# Hand Feeding?



## Guest (Dec 14, 2006)

I personally feed my betta straight from my hand...he actually isnt aggressive and understands theres a certan amoutn and scoots off after he counts 5... any of you have similar?


----------



## Gourami Swami (Jul 4, 2006)

bettas arent agressive to anything but other bettas usually. I hand feed mine mysis shrimp often


----------



## Ringo (Apr 10, 2006)

I"ve hand-fed all of my bettas.
Just got a new one, gonna have to start working on him


----------



## robyn (May 29, 2006)

can you hand feed most other types of fish? and how would you go about feeding them from your hand?


----------



## anasfire23 (Jan 19, 2005)

I feed all my bettas their brine shrimp or blood worms off the tip of my finger, and whilst I've been nipped a few times it's never been an act of aggression and never drawn blood, just been in eagerness to get to the food.
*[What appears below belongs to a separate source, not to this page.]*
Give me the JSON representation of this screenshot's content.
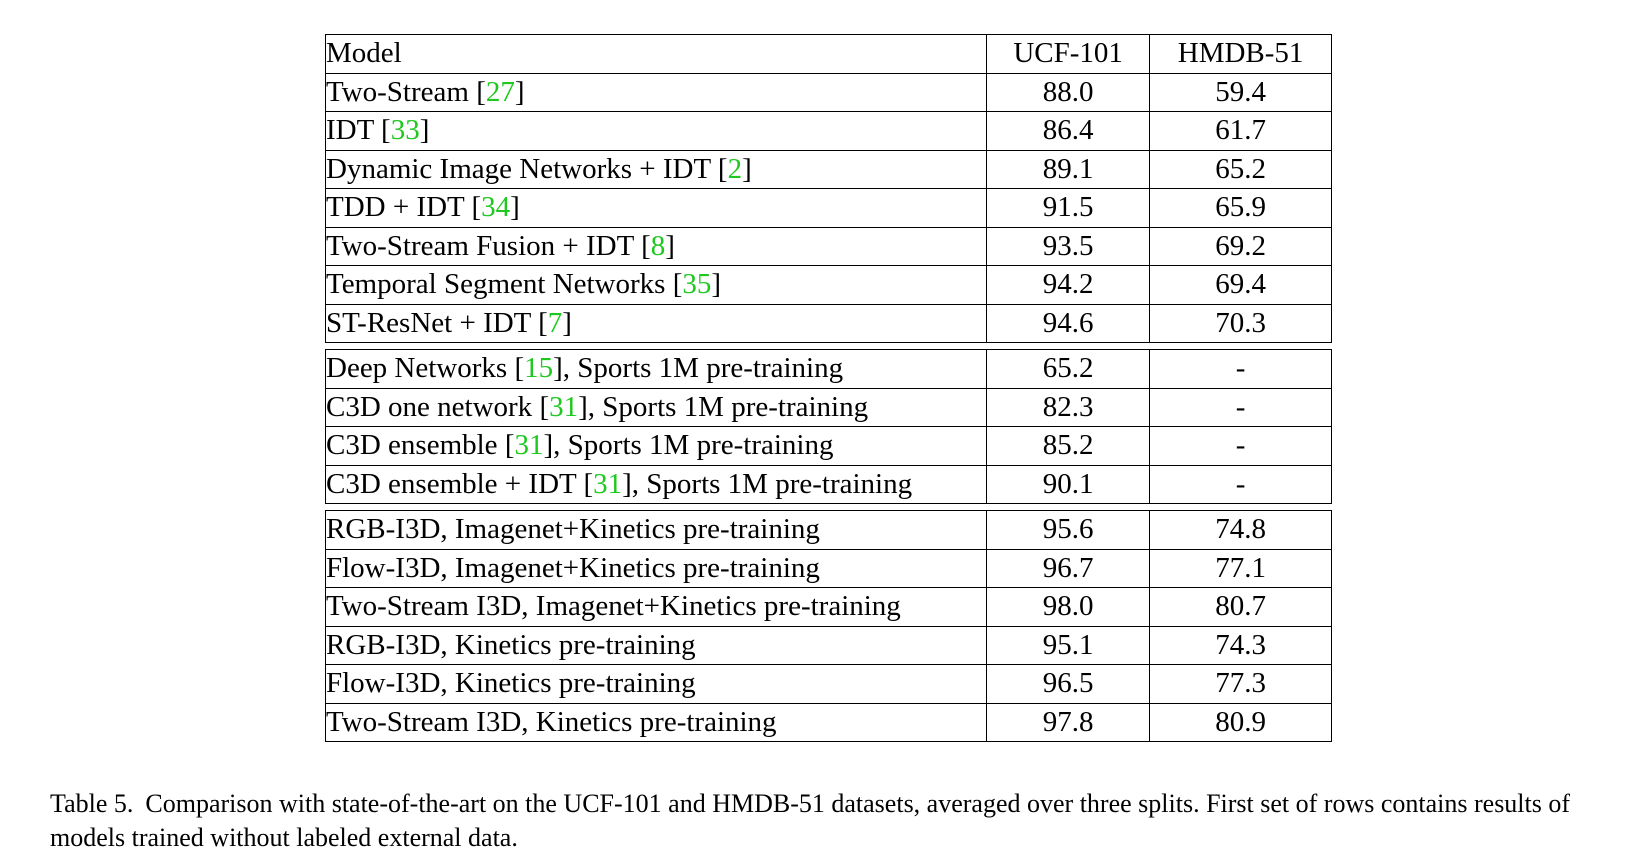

I feed my guppies the same way and they never had a problem with it whilst the bettas I found were a little apprehensive at first until they realised that it was food on the end of my finger.


----------



## Buggy (Oct 17, 2006)

Here is a pic of my fish feeding from my daughters hand. She is holding a Tubifex worm cube. They not only will do it, they have come to expect it and prefer to eat this way.









Even the cories and sharks will come up for a bite.


----------



## aaa (Jan 19, 2005)

i used to hand feed my fish until a plakat bite off a piece of my skin. somehow he was trying to fight the betta next door and somehow he mistake my finger as a target and bite on my finger and won't let go. somehow my skin torn from my finger and the fish drop back in water... it wasn't a good experience. but it wasn't hurt though.


----------



## harif87 (Jun 5, 2006)

Buggy said:


> Here is a pic of my fish feeding from my daughters hand. She is holding a Tubifex worm cube. They not only will do it, they have come to expect it and prefer to eat this way.
> 
> 
> 
> ...


My oh my, what a glorious picture!


----------



## Guest (Dec 14, 2006)

lol i dont do it exactly like that but i hold the pellet or worm at the top of my finger and he gently goes to thesurface and eats it right there  your stories are soo cool


----------



## maxpayne_lhp (Jan 19, 2005)

It takes time... but oh yeah babe after a while its the joy of keeping bettas  I think one of mine never wanna get food from my hand... oh well, shy guy.


----------